My ‘Cat’s In The Cradle’ Moment

That’s Capers behind the car in the picture.

As my kids grow up I’m always fascinated when I see glimpses of me in there. Fascinated, and a little worried for them.

You see, I’m not a lot of things people around me have traditionally associated with fathers. I don’t watch sport. I don’t build things. I don’t tinker with cars. These are not things my kids will learn from me. And sometimes it shows and that fascinating, if worrying, bit of me shines through.

Master21 has started looking for some work close to where he’s living in Brisbane while he works his way through his four years at university.

I went to university, but he’s nothing like me in this respect because I studied women (mainly from afar) and alcohol for the brief period I was living on campus, whereas Master21 turns up to lectures.

Yesterday Master21 phoned to say he had a job at the local Capers Pizza, as a delivery boy initially.

I was a pizza delivery boy in Brisbane for a while, but he’s nothing like me in this respect because he has night vision, whereas I don’t. I’d get to the street quick as wink but struggle reading the numbers on the letter boxes.

So, at the interview, the manager asked all the usual questions you’d expect a manager to ask a potential delivery boy, including ‘is your car in good condition?’

So what’s the last thing you want to happen in front of the business you’ve just been hired at to deliver pizzas in?

Only hours later, Master21 turned the corner in front of the pizza business on his way home from picking his girlfriend up from work and his tire blew.

“It was like a gunshot,” he told me. “People ducked.”
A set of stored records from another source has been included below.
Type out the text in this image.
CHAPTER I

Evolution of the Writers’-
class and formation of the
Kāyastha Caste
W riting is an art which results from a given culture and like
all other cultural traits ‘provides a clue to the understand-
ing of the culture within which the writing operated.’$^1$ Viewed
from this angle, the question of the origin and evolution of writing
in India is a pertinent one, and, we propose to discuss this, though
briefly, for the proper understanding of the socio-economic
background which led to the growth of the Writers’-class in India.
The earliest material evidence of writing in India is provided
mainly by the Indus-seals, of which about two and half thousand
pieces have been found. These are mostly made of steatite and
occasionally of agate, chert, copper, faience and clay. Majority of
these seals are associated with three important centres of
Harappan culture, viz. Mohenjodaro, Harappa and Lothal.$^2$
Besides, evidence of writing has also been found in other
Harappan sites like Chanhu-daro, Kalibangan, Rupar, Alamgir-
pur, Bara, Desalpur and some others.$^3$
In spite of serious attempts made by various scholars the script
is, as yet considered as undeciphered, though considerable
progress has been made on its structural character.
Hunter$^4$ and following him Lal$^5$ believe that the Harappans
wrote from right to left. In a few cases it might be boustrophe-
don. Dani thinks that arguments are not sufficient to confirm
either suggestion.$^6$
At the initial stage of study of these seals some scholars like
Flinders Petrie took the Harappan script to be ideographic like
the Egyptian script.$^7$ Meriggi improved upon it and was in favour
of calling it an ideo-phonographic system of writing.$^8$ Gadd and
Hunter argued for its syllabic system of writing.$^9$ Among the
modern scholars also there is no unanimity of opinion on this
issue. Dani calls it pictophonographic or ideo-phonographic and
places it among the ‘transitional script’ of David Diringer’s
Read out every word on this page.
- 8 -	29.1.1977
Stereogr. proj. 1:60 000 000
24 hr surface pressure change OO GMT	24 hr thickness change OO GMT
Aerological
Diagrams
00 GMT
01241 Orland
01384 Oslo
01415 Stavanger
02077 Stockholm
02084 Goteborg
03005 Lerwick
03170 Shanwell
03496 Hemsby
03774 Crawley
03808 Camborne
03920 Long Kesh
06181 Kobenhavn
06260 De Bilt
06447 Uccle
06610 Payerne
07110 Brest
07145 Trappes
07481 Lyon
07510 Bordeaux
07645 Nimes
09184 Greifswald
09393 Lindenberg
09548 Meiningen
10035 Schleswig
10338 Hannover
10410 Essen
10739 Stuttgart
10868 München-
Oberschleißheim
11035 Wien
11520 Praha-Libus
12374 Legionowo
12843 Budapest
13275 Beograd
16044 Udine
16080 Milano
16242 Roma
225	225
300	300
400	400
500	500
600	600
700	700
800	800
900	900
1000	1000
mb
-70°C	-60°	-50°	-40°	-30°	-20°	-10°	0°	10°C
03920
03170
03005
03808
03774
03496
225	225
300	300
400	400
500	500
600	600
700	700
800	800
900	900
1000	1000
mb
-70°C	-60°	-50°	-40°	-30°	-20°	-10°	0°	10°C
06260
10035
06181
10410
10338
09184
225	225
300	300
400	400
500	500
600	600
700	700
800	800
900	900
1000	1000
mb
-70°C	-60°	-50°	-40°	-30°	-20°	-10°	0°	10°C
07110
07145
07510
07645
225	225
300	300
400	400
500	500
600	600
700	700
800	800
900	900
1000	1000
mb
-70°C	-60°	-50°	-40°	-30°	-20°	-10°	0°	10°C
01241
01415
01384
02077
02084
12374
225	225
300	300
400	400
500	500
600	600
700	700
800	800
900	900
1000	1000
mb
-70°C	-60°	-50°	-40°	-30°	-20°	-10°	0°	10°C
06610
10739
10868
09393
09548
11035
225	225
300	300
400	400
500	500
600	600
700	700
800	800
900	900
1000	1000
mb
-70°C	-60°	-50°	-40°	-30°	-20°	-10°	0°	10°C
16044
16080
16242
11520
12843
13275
And while in terms of luck I fear my son is very much like me, it’s what he did next which makes me want to break into song.

He called RACQ to change…his…tire.

Sing along!

“My boy was just like me, yeah, he’d grown up just like meeeeee……and the cat’s in cradle and the silver spoon, little boy blue and the man on the moon…”

 

When not typing away over here and checking his stats every two minutes Bruce Devereaux hangs out at his ‘BIG FAMILY little income’  Facebook Page.

 ’raising a family on little more than laughs’

1 Comment

  • While I do know how to change a tyre my wife does tend to suppress her panic admirably when I try and fix something. This inevitably ends with me enlisting my father to assist with fixing my ‘fixing’. So I hear you loud and clear. I intend to not tell my kids about YouTube forever and when something breaks I’ll just search for ‘how to fix……..’ then astound them with my brilliance.